Table 1. Urine Report.
Table 2. Stool Report.
Table 3. Blood Complete picture.
Discussion
Infections due to A. sobria are not an unusual presentation in hospitals worldwide. It results is extra-intestinal and diarrheal infections in human, the strains are often originated from water [7,8]. It frequently results in mild, self limited diarrheal illness, associated with nausea, vomiting and cramping abdominal pain. In this study, we have described the isolation of A. sobria for the first time in our laboratory. Various species of Aeromonas are associated with diarrhea, but A. sobria is most frequent species than the other species. In a study, Vila et al isolated Aeromonas spp. as the cause of traveler’s diarrhea in 18 out of 863 patients. Among these 18 cases, nine were caused by A. sobria [2]. These findings agree with the results of Hänninen et al. [3], who reported that A. sobria were the most common Aeromonas spp. associated with traveler’s diarrhea in tourists traveling to Morocco. Similarly, Yamada et al. [4] found that A. veronii biotype sobria was the Aeromonas species most frequently implicated as a cause of traveler’s diarrhea in Japanese travelers returning from unindustrialized countries.
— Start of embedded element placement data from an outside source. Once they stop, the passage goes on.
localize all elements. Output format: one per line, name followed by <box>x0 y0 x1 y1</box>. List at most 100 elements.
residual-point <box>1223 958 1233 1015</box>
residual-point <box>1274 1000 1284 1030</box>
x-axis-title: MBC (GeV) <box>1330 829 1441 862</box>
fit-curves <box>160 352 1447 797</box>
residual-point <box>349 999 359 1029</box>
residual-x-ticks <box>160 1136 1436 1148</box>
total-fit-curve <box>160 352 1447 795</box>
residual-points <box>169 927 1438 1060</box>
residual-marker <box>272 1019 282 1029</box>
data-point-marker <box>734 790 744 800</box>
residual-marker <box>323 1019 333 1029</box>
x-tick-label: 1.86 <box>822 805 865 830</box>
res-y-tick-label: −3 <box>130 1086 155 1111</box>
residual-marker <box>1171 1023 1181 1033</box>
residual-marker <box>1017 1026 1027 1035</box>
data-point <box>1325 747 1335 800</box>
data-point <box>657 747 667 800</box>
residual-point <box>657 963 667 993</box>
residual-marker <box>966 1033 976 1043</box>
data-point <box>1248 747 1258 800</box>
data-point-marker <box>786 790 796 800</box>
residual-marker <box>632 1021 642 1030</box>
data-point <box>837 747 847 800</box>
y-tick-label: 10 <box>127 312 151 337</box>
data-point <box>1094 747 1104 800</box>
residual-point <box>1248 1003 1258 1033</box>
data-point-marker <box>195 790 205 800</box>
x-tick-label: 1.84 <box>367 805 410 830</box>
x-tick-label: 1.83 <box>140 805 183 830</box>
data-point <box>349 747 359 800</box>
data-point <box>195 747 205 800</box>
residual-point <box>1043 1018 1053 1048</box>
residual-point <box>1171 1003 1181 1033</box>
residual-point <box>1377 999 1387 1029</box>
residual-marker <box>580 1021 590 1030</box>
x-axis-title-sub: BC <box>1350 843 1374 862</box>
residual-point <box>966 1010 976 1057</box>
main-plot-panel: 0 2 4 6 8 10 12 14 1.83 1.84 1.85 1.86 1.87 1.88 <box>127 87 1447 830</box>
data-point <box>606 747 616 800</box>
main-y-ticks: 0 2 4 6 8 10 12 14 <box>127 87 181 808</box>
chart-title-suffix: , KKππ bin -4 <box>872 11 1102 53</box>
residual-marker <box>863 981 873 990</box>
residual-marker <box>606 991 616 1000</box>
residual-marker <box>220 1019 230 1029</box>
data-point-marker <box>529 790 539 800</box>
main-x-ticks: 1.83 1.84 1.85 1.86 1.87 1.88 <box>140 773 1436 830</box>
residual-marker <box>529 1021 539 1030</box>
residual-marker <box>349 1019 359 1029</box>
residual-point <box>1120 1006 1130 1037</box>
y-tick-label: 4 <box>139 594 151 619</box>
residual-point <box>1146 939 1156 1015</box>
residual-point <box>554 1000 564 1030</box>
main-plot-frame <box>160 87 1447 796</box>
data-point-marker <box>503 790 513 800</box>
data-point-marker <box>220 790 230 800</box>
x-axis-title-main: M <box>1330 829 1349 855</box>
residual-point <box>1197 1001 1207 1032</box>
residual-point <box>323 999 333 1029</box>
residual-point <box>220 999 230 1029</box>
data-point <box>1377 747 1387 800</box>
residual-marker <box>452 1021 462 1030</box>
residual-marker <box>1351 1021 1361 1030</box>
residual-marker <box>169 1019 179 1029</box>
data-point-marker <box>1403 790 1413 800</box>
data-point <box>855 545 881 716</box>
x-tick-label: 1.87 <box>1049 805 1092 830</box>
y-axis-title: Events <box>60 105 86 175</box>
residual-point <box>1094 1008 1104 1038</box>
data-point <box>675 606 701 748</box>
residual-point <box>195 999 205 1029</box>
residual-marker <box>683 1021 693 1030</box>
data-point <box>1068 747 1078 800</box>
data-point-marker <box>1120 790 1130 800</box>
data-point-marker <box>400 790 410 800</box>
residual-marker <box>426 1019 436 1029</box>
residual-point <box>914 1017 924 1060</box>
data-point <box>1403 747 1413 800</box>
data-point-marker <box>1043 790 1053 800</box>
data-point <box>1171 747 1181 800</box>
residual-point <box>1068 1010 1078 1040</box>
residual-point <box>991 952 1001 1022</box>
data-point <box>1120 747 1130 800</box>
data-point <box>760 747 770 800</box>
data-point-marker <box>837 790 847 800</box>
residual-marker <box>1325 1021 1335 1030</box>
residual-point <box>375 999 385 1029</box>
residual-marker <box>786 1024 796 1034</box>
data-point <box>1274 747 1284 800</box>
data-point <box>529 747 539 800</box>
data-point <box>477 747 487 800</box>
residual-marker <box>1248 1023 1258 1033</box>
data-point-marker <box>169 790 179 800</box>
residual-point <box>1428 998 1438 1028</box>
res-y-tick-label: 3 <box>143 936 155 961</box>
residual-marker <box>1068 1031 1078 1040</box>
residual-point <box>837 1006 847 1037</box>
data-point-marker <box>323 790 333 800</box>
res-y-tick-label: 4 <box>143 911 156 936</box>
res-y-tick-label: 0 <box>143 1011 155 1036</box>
Regional data from India showed that A. sobria was involved in 1.8% of patients with diarrhea [9]. In our study, watery stools, fever, and abdominal cramps were the most common symptoms, which is consistent with other reports [3,10]. The A. sobria isolated in our study was resistant to ampicillin, tetracycline, and trimethoprim-sulfamethoxazole. A similar resistance pattern of A. sobria was also described in another study from Spain [2].
Conclusion
A. sobria is the Aeromonas species most frequently associated with watery diarrhea, fever, and abdominal cramps, sometimes mimicking the cholera infection. The persistence of symptoms makes the use of antimicrobial treatment necessary. Early clinical and laboratory measures should be taken for rapid diagnosis and prompt treatment.